Transition Forced by Injuries
So far, that hasn't been an issue, as the core four plus Boland have continued backing up. Any side knows that having a group of similarly-aged players might mean a group of simultaneous departures, but so far change has remained theoretical: a train that would certainly be arriving the mountain when she comes, but one that had not steamed into view.
Now, abruptly, transition is here, imposed on this Aussie team in the span of a short period. The back injury to Pat Cummins was taken in stride: he would probably only miss the first Test, was the Cricket Australia view, and as the first-change bowler behind Starc and Hazlewood, he could easily be covered for by Boland.

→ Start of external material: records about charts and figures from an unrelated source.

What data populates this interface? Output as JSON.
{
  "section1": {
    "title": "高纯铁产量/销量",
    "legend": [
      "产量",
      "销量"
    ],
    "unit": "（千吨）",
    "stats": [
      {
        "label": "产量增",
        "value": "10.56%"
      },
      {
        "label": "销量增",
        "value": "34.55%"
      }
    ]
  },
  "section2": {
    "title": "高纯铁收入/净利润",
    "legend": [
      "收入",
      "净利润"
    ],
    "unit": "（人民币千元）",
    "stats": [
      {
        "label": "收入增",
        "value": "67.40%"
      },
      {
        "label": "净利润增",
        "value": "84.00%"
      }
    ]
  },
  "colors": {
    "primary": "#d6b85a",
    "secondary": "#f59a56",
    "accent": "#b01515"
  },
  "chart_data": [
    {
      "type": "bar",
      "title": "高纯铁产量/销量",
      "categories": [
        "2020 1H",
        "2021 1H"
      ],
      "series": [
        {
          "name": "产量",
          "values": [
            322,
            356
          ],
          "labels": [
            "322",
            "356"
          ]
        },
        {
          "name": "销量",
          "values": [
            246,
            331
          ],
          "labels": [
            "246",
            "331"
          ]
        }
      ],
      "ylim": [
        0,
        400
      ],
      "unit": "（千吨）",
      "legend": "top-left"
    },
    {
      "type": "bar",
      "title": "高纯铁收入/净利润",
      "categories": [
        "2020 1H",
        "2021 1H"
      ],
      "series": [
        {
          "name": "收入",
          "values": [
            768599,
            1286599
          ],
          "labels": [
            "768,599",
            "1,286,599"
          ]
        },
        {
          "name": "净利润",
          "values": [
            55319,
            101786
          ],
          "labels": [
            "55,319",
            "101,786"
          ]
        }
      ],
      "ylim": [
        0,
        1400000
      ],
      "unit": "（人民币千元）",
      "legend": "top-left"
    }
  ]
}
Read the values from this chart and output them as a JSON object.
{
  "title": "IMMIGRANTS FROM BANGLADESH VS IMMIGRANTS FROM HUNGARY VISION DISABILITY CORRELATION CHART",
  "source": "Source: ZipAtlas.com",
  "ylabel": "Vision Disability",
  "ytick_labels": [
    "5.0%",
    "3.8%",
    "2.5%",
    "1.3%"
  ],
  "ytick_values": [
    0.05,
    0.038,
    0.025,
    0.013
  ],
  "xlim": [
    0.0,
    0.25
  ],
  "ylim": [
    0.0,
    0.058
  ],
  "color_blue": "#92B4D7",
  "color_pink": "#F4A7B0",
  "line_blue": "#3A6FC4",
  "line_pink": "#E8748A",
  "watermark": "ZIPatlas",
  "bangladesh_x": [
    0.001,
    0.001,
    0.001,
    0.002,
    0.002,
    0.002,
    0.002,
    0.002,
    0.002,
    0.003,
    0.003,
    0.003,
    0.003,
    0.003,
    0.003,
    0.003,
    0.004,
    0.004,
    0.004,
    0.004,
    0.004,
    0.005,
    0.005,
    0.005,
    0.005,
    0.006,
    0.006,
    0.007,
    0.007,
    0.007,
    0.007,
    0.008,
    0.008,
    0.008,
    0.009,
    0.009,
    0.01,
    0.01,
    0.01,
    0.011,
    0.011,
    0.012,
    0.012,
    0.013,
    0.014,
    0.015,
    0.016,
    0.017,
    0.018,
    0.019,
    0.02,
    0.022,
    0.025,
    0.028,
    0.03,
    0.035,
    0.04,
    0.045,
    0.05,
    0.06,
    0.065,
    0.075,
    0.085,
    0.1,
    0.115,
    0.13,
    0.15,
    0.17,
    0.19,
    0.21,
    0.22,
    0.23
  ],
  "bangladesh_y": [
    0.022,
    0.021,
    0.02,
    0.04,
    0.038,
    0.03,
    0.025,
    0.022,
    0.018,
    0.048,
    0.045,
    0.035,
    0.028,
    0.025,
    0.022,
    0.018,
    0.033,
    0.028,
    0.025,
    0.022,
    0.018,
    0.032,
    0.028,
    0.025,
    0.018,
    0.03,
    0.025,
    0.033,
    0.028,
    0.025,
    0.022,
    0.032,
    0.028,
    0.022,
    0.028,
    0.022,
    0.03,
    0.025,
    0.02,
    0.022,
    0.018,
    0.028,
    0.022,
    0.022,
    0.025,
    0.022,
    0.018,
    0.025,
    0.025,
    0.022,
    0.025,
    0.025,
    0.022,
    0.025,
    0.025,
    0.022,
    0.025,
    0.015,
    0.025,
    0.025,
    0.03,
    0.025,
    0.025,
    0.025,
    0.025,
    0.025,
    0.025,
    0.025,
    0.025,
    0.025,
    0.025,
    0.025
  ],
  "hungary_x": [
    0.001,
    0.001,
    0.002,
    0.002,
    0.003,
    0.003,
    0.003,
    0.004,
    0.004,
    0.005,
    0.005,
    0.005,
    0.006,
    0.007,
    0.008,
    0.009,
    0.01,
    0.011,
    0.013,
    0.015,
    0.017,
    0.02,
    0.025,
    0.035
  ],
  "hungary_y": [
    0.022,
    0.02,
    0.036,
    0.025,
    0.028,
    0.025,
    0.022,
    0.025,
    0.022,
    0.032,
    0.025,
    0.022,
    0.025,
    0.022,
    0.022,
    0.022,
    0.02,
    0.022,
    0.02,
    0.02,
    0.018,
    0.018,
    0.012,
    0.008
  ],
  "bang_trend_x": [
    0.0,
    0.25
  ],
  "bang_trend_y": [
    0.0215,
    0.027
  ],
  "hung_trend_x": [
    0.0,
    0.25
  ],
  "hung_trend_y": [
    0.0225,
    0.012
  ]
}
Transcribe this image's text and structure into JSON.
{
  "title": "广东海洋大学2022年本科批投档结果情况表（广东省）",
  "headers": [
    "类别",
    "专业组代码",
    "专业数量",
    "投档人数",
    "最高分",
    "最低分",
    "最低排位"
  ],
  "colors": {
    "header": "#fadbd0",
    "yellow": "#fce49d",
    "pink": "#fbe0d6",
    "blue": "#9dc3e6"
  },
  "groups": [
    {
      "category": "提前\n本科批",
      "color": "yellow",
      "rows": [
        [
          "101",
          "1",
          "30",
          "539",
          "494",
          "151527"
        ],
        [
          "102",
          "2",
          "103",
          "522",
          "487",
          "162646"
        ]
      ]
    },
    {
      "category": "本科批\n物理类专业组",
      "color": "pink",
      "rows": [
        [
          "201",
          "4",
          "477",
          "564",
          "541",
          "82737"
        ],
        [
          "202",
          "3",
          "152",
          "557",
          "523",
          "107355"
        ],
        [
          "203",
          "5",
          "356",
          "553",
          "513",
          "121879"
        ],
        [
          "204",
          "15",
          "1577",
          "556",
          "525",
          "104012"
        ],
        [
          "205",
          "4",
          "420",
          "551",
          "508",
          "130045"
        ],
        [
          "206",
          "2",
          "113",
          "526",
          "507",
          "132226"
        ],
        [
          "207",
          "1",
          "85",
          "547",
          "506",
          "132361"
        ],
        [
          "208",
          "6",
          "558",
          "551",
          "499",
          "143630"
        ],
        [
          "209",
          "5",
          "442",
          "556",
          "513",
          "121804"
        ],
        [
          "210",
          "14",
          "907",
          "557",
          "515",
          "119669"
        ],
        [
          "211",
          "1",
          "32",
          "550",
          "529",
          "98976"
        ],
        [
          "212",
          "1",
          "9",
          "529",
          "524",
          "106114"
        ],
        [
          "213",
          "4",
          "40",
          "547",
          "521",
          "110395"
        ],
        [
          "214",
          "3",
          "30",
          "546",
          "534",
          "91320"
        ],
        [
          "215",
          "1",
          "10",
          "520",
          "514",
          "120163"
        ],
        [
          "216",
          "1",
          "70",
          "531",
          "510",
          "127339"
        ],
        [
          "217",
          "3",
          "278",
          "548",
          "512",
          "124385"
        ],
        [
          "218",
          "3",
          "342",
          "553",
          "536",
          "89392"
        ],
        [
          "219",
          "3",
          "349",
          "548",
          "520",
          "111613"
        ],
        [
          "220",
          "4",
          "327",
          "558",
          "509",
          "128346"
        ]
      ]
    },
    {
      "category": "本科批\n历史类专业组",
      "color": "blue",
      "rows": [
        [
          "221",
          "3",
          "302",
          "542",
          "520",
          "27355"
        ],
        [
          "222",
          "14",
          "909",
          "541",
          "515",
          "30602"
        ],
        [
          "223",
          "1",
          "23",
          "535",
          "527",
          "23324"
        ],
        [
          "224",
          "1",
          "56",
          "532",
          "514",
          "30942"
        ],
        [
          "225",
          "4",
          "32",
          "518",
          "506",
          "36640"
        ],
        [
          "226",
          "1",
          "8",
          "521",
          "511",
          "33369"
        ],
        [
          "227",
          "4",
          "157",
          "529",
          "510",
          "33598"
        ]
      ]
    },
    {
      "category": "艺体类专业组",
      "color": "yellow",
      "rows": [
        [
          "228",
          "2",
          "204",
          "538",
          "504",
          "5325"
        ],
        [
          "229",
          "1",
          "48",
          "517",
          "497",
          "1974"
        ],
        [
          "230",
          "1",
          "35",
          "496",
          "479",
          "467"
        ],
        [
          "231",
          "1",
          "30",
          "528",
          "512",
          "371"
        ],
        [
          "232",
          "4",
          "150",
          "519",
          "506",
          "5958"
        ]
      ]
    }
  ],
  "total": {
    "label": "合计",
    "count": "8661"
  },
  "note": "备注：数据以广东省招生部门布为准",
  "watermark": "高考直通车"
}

But now that Hazlewood has gone down with a hamstring injury, the team balance undergoes a much more significant shift with two key bowlers absent rather than a single one. Cummins and Hazlewood as the two accurate right-arm bowlers give the balance and control that enables Starcās left-arm speed and movement to be used more as a weapon of attack. Losing both of them means a fundamental shift in the composition of the team. Boland handling the new ball is nothing new in his first-class career, but he has been so successful in Test matches entering the attack after seven or eight overs of early pressure. Now heāll probably have to be the man up front.
Debutant Faces Pressure
Behind him will come Brendan Doggett, who at 31 years old himself wonāt be an overawed youth, but he might become an nervous thirty-one-year-old. A packed stadium, partly English, for the first Test of a deliriously anticipated Ashes series will not make for an simple first match, no matter how many media stories describe him as laid-back. He could be brought onto the ground on a sun lounger and still be anxious.
Register to The Spin
It's uncertain, it might all go swimmingly for this revamped bowling lineup. It might not. What is striking is how quickly Australia have transitioned from the surety of Starc, Lyon, Cummins, Hazlewood to the uncertainty of Starc, Lyon, and others. It's unclear what further injuries the first Test may cause. It's unknown whether Cummins will be fit for Brisbane, and able to continue after that match, given how complicated stress fractures can be. It's uncertain how long Hazlewood might be sidelined, with a track record of getting injured early in series and a pattern of initially small injuries becoming longer layoffs.
Future Unclear
The back half of the contest may see the main four bowlers reunited and all going well. Or it might experience transition setting in much earlier than the stretch goal of 2027 in England. Not through Neser, who is apparently next in line and could be a great day-night Brisbane option, but beyond that with options uncertain. Sean Abbott was in the original team, though heās now also injured and has not yet played a Test. Richardson has just had his crash-test-dummy arm repaired, and this format is no place for easing into oneās work. After them lies the true uncertainty, and amid it all opportunity for the visiting team. You can hear that change approaching, rolling round the corner, and the English team aināt seen the sunshine since they donāt know when.